Road trips and padkos that includes meatballs, chicken sausage rolls and many other memorable budget recipes.
A road trip isn’t complete without padkos! Pack this budget basket and hit the road.
Tuna sandwich with basil cottage cheese
Serves 4 • Total Time 25 Min
Ingredients
½ head broccoli
2 tsp lemon juice
1 tsp crushed garlic
250g smooth cottage cheese
15g fresh basil
salt and milled black pepper
8 slices low GI or seed bread
½ cup sliced cucumber
170g tinned shredded tuna, drained
Method
- Blanch broccoli in salted boiling water for a minute. Drain and refresh in iced water.
- Briefly blitz broccoli in a food processor.
- Add lemon juice, garlic, cottage cheese and half the basil. Briefly blitz mixture and season. 4. Top four slices of bread with remaining basil, cucumber, cottage cheese mixture and tuna. Top with remaining slices of bread and serve.
Pork meatball salad jars
Serves 4 • Total Time 30 Min Plus Refrigeration
Ingredients
FOR THE MEATBALLS
vegetable oil for frying
1 onion, chopped
500g pork bangers, casings removed
½ tsp cayenne pepper
1 tsp dried mixed herbs
1 tbsp Dijon mustard
1 egg, whisked
3 slices white bread, torn, or 1 cup breadcrumbs
salt and milled black pepper
FOR THE DRESSING
¼ cup olive oil
1 tsp Dijon mustard
½ tsp honey
½ lemon, juiced
salt and milled black pepper
¼ head red cabbage, shredded
½ cucumber, sliced
100g assorted tomatoes, quartered
4 Mason jars, for transportation
Method
- Heat oil in a pan and fry onion for 3-5 minutes. Remove and set aside.

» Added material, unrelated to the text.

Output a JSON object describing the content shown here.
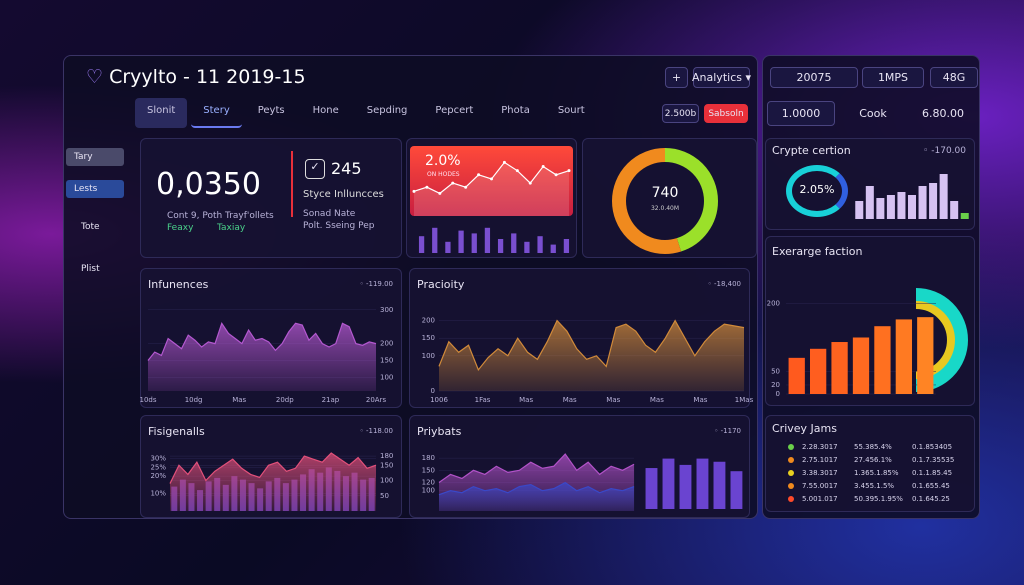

- Combine remaining meatball ingredients, add onion and season.
- Roll into 16 balls and chill for 30 minutes to firm up.
- Heat oil in the same pan and fry meatballs in batches for 5-7 minutes or until golden and cooked through. Drain on kitchen paper and set aside.
- Combine dressing ingredients and season.
- Layer dressing, salad bits and meatballs into each Mason jar. Store in a cooler box until ready to serve (shake to dress salad).
Herby chicken sausage rolls
Serves 4 • Total Time 1 Hour
Ingredients
2 chicken breast fillets, sliced
2 carrots, grated
¼ cup fresh parsley, chopped
¼ cup breadcrumbs
1 lemon, zested and juiced
salt and milled black pepper
400g puff pastry
1 egg, beaten
2 tbsp sesame seeds (optional)
½ cup double cream plain yoghurt
2 tbsp peri-peri sauce
fresh coriander for serving
Method
- Preheat oven to 200˚C.
- Place chicken, carrots, parsley, breadcrumbs, zest, lemon juice, and seasoning into a food processor and blitz to combine.
- Place the pastry on a lightly floured surface and roll out lengthways. Cut into 4 equal rectangles, about 10x15cm.
- Divide filling into four portions and roll each one into a log. They should be slightly shorter than the length of a pastry rectangles.
- Place a portion of filling in the centre of each pastry rectangle.
- Fold one edge of pastry over filling and tuck in. Roll to enclose filling and press down on edges to seal. Repeat with remaining pastry and filling.
- Halve pastries and score the top.
- Place on a lined baking sheet, brush with egg and sprinkle with seeds, if using.
- Bake for 25-30 minutes until golden and cooked through.
- Mix yoghurt and peri-peri sauce in a serving bowl to make a dip.
- Serve sausage rolls with yoghurt dip and garnish with coriander.
Chicken salad with chive vinaigrette
Serves 4 • Total Time 45 Min
Ingredients
FOR THE SALAD
4 chicken breasts on the bone
glug olive oil
1 sprig fresh thyme
salt and milled black pepper
500g Green beans, trimmed and blanched
20g Hazelnuts, toasted and chopped (optional)
80g baby gem lettuce
FOR THE DRESSING
3 tbsp white wine vinegar
2 tsp Dijon mustard
pinch sugar
¼ cup olive oil
2 tbsp chopped chives
½ clove garlic, minced
salt and milled black pepper
Method
- Preheat oven to 180°C.
- Rub chicken with oil and season with thyme, salt and pepper. Roast for 25-30 minutes or until cooked. Set aside to rest.
- Whisk dressing ingredients, season to taste and add a squeeze of lemon.
- Halve lettuce heads, toss with a little dressing and arrange on a platter.
- Debone chicken and cut into thick slices. Toss chicken, green beans and hazelnuts, if using, in remaining dressing and pile on top of lettuce.
- Finish with a drizzle of dressing and serve.
Chef’s Tip: Instead of adding hazelnuts, try crumbled feta or a boiled egg.